Aapeli Vuorinen

NIST weighs in on the blockchain

I stumbled on this somewhat interesting document this morning: earlier this month, the National Institute of Standards and Technology (NIST), published NISTIR 8202, Blockchain Technology Overview. It’s a relatively long and thorough overview of the basic technology supporting different types of blockchains, from cryptographic hashes, private and public keys, all the way to different consensus models, and smart contracts. However, as the document states in the introduction, it is not a technical guide.

If you don’t know much about how blockchain works but are kind of interested, it’s a useful read. I’d also recommend checking out my overview on blockchain if you’re interested in a bit more of a technical treatment.

One of the more amusing parts of the paper is Figure 6 from page 42:

A flowchart outlining recommended usage of blockchain technology.

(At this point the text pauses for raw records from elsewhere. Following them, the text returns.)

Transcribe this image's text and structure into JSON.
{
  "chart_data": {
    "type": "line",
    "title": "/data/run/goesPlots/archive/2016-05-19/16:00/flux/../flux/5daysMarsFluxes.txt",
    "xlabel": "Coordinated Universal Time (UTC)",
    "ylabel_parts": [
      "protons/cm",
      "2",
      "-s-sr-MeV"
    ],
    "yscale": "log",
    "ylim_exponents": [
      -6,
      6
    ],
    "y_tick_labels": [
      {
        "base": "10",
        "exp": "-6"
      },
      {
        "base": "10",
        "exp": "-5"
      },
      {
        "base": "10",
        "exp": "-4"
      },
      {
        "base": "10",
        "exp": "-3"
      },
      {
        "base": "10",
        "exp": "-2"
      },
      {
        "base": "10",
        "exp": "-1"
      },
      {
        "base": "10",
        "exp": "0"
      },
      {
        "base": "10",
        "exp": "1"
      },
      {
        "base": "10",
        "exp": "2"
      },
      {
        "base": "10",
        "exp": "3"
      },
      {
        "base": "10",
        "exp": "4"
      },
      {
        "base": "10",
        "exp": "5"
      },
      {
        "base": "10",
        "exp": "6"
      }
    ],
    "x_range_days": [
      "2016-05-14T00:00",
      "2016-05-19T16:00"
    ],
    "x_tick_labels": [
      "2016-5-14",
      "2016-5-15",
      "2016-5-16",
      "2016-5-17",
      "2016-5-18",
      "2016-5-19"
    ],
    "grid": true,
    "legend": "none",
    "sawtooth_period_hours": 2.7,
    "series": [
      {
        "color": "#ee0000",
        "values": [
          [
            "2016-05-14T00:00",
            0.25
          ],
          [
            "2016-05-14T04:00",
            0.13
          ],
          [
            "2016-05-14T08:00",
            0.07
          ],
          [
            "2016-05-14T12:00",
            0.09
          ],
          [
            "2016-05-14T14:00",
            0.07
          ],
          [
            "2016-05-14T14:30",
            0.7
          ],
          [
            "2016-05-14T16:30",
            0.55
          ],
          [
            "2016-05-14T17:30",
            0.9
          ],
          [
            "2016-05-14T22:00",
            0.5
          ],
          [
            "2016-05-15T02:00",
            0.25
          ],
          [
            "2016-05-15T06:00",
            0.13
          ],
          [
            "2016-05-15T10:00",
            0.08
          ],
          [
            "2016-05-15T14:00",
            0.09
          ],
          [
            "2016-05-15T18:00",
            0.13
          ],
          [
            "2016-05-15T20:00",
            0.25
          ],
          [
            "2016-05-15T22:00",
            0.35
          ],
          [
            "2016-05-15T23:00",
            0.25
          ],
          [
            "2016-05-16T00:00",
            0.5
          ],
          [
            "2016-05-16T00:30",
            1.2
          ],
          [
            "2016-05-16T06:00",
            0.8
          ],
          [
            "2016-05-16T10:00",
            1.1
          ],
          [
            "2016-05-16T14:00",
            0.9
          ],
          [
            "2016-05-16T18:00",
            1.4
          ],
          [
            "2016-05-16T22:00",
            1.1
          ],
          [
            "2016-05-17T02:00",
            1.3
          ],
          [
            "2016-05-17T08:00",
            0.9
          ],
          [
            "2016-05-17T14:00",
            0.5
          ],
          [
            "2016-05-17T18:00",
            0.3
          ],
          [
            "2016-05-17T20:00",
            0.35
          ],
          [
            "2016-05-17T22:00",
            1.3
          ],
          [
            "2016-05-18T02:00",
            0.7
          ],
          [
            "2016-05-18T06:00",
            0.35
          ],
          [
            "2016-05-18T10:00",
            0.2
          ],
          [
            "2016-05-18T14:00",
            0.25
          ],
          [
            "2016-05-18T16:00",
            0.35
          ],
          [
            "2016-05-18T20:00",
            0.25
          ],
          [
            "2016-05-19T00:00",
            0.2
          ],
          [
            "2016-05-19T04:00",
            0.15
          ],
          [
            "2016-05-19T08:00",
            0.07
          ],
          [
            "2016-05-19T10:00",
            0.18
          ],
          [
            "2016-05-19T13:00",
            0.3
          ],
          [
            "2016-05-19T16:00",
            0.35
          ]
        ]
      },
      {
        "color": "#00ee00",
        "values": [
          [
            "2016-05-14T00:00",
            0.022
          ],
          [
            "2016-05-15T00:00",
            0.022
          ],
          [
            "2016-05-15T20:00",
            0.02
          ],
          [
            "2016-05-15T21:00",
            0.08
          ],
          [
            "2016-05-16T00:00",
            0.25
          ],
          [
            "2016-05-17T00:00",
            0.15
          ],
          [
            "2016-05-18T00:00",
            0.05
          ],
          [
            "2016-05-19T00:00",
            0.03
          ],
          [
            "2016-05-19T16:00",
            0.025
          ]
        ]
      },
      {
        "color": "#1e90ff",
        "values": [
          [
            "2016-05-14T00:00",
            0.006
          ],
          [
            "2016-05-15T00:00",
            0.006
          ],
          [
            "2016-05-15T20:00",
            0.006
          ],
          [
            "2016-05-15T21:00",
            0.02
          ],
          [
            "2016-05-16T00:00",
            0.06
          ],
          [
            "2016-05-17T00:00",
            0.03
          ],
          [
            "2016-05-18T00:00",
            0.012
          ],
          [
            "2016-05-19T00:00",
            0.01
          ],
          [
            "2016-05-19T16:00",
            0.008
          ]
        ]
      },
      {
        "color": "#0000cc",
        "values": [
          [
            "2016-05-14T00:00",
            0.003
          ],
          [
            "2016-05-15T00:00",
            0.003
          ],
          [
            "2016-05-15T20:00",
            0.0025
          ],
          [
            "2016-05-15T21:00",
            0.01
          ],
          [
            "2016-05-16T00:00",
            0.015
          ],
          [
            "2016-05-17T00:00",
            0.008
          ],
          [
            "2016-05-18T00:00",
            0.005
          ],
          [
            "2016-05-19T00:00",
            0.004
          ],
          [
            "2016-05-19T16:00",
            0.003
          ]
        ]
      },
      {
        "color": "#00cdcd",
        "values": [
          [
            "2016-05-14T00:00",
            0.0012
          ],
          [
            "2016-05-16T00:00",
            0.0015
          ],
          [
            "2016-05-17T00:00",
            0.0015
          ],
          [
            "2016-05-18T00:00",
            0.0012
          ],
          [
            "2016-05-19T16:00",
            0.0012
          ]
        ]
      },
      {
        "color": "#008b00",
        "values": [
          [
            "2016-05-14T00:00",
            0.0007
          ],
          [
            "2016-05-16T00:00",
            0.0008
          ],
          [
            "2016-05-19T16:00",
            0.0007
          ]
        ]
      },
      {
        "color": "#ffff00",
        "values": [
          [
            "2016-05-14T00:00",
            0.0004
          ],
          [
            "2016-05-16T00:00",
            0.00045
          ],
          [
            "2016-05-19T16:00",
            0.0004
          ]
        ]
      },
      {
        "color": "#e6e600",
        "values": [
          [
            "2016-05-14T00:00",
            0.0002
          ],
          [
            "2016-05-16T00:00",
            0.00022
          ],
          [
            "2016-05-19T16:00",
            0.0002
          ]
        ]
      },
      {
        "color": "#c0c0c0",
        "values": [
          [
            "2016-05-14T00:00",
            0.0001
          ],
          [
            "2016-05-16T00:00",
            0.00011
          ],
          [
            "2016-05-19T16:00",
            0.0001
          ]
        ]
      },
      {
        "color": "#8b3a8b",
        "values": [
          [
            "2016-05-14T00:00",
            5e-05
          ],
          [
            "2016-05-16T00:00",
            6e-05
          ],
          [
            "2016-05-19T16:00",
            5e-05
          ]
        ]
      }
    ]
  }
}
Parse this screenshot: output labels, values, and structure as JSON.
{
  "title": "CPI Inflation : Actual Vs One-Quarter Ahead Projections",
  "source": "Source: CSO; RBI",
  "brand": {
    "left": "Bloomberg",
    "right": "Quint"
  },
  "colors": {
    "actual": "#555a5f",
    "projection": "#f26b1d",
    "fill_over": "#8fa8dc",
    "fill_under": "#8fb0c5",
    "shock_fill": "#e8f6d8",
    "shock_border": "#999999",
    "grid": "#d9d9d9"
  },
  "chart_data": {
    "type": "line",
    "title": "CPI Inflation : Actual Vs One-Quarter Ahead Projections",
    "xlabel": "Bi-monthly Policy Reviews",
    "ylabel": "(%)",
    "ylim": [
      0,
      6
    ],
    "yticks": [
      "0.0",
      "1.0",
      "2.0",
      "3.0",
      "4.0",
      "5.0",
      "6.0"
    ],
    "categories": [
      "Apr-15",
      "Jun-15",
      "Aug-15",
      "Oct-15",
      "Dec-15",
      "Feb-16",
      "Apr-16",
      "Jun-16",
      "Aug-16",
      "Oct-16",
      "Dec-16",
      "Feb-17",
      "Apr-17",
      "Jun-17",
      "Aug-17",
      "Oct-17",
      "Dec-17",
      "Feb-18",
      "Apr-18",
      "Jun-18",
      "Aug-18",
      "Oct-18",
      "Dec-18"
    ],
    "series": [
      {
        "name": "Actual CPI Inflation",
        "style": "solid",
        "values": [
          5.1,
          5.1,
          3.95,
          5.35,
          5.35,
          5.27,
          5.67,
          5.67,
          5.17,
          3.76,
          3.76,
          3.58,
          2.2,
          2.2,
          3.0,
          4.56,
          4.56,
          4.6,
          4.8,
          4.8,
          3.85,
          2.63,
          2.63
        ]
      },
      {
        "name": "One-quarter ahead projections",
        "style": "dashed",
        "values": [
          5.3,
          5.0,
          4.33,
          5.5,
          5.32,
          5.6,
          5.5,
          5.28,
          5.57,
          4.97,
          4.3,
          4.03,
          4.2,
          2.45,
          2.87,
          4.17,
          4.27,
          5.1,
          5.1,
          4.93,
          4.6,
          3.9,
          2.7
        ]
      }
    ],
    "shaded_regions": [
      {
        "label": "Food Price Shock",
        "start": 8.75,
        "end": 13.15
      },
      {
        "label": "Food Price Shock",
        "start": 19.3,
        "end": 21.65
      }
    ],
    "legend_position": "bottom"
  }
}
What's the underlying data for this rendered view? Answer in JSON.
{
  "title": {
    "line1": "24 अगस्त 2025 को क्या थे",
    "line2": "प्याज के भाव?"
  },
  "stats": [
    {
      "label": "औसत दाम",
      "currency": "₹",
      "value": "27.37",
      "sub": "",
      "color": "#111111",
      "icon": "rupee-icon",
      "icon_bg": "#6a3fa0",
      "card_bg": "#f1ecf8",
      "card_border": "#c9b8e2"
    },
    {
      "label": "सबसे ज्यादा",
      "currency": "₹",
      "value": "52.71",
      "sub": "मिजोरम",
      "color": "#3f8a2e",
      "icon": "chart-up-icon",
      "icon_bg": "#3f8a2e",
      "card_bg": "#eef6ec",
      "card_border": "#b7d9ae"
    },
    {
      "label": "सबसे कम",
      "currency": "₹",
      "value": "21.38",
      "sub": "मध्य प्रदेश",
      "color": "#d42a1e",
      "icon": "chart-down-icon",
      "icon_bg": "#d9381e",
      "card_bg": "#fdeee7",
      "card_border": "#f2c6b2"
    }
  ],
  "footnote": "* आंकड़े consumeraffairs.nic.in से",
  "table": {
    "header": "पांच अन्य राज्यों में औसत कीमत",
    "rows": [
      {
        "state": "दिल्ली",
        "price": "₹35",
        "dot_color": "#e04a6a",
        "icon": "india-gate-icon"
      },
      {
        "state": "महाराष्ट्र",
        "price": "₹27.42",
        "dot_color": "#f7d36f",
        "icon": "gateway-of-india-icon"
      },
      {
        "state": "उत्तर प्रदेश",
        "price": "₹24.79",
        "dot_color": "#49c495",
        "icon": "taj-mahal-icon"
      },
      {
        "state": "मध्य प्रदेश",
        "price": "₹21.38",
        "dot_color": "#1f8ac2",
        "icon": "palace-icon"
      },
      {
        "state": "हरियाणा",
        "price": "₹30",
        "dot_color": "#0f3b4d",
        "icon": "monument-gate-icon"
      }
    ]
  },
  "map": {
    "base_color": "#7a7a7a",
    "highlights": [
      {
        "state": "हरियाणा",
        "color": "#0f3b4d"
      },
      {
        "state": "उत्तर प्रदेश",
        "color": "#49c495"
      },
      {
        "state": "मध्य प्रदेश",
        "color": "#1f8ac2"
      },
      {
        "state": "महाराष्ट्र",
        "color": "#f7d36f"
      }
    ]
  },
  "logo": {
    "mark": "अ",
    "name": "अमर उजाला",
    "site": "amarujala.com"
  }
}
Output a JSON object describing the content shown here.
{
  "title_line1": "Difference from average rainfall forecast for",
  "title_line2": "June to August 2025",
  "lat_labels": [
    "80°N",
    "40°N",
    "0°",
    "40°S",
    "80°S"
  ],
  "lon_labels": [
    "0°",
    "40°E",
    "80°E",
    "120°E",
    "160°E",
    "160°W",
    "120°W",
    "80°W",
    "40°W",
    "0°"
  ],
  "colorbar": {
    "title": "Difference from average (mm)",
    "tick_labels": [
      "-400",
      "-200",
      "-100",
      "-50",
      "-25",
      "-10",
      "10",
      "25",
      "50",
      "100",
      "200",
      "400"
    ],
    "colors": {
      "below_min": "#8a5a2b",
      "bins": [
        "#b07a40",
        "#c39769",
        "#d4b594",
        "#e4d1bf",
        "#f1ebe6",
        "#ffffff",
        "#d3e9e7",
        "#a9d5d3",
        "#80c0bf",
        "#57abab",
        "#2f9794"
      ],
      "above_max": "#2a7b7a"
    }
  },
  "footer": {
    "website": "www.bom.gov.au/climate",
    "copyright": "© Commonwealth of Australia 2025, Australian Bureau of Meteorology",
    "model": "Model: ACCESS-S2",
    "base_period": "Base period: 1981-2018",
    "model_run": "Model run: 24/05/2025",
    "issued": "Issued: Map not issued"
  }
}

Let me summarise it for you: you may have a useful Blockchain use case if: you need a shared, consistent data store; where more than one entity needs to contribute data; and that data, once written is never updated or deleted; and it’s also not sensitive nor contains any sensitive identifiers; and there’s trust or control issues over who should be in control of the data; and you want the datastore to be a tamperproof log of all writes. In all other cases, the NIST recommends using a database, possibly managed or encrypted; or then just email and spreasheets.

Update: Seems Bruce MacDonald from GitHub also found this amusing; and made this little interactive questionaire.